Con la Risposta a interpello 21 ottobre 2020, n. 490, l’Agenzia delle Entrate ha precisato che le somme che il datore di lavoro versa, all’atto della cessazione del rapporto di lavoro, all’INPS per il riscatto della laurea dei dipendenti prossimi alla pensione, insieme all’incentivo all’esodo, sono soggette a tassazione separata.

La fattispecie

Nel caso esaminato nell’interpello in oggetto, una società istante ha intenzione di sottoscrivere un accordo con le rappresentanze sindacali aziendali per la cessazione volontaria ed incentivata del rapporto di lavoro di alcuni dipendenti prossimi al raggiungimento dei requisiti pensionistici. Nell'ambito dell'accordo si sta valutando l'opportunità di offrire ai dipendenti che ne avessero interesse la possibilità di riscattare i periodi d'istruzione universitaria (art. 2, comma 5-quater, D.Lgs. n. 184/1997). In particolare, la società, nell'ambito dell'offerta economica riconosciuta per l'uscita dei lavoratori, consentirà a questi ultimi di percepire, entro il limite massimo equivalente a 12 mensilità della Retribuzione Annuale Lorda di riferimento di ciascun singolo dipendente, una somma da destinare al pagamento dei contributi previdenziali necessari per il riscatto agevolato del corso di laurea.
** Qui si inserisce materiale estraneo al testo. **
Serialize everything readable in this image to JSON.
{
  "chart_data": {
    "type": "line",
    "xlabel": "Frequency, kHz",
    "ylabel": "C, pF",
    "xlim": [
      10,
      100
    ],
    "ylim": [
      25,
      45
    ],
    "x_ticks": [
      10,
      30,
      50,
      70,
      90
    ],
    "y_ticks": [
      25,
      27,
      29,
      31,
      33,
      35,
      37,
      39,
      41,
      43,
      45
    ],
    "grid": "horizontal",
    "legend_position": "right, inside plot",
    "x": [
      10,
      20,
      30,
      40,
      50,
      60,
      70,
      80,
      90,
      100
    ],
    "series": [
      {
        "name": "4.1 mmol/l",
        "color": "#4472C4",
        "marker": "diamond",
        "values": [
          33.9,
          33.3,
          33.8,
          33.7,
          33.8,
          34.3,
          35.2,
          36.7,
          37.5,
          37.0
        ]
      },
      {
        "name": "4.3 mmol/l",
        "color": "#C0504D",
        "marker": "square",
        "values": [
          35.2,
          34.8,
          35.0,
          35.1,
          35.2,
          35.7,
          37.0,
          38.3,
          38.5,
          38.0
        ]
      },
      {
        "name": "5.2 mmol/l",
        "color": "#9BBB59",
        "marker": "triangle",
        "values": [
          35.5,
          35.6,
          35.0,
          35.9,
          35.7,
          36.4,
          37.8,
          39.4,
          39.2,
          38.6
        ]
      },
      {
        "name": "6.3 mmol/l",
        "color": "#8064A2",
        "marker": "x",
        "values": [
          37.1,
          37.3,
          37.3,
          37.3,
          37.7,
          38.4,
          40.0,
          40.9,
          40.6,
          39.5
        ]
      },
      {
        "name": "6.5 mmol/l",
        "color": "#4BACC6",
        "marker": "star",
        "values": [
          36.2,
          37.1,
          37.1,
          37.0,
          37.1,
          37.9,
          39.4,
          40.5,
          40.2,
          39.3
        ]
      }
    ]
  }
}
L’Agenzia Entrate, nella sua risposta, è partita dal fatto che ricadono nell’ambito di applicazione dell’art. 51, comma 2, lett. a), del TUIR, e quindi non concorrono alla formazione del reddito di lavoro, i contributi previdenziali obbligatori, che devono essere tenuti distinti da quelli facoltativi (o volontari) ovvero quelli versati facoltativamente alla gestione pensionistica obbligatoria di appartenenza, tra cui sono da ricomprendere quelli versati per il riscatto della laurea, che sono deducibili dal reddito complessivo ai sensi dell’art. 10, comma 1, lett. e), TUIR. 

La deducibilità può essere riconosciuta dal datore di lavoro per effetto dell’art. 51, comma 2, lett. h), TUIR, la cui finalità è quella di evitare che il lavoratore presenti la dichiarazione dei redditi al solo fine di fruire degli oneri deducibili di cui il datore di lavoro ne è a conoscenza, avendo effettuato le trattenute.

Sempre secondo l’Agenzia delle Entrate, le indennità e le somme percepite una volta tanto in dipendenza della cessazione del rapporto di lavoro dipendente, a norma dell’art. 17, comma  1, lett. a), del TUIR, sono qualificate come reddito di lavoro dipendente, che secondo l’art.19, comma 2, del TUIR, sono imponibili per il loro ammontare complessivo, al netto dei contributi obbligatori per legge.

Dal combinato disposto delle predette disposizioni (artt. 17, comma 1, lett. a), e 19, comma 2, del TUIR) risulta che l’incentivo all’esodo, compresa la quota destinata a riscattare la laurea, deve essere assoggettata a tassazione separata con l'aliquota applicata al TFR (cfr. sul punto Circolare, n. 10/E/2007).

L’Agenzia non condivide invece la soluzione avanzata dalla società (che intendeva riconoscere in sede di conguaglio fiscale di fine rapporto la deduzione dell'onere per la contribuzione volontaria) sia per la formulazione del comma 2 dell'art. 19 del TUIR che esclude dalla base imponibile i soli contributi obbligatori, sia perché essendo l'incentivo all'esodo assoggettato a tassazione separata, l’art. 51, comma 2, lett. h), del TUIR (secondo  cui non concorrono a formare il reddito di lavoro dipendente, tra l'altro, le somme trattenute al dipendente per oneri di cui all'art. 10 e alle condizioni ivi previste) non può trovare applicazione dal momento che persegue finalità non conciliabili con emolumenti che non concorrono alla formazione del reddito complessivo, come l'incentivo all'esodo in esame. 

Infine, viene precisato che le somme destinate al pagamento dei contributi necessari al riscatto della laurea, configurandosi come un incentivo all’esodo, costituiscono una controprestazione per agevolare la risoluzione del rapporto di lavoro, con la conseguenza che sono deducibili, ai fini IRES, come componente negativo del reddito d’impresa.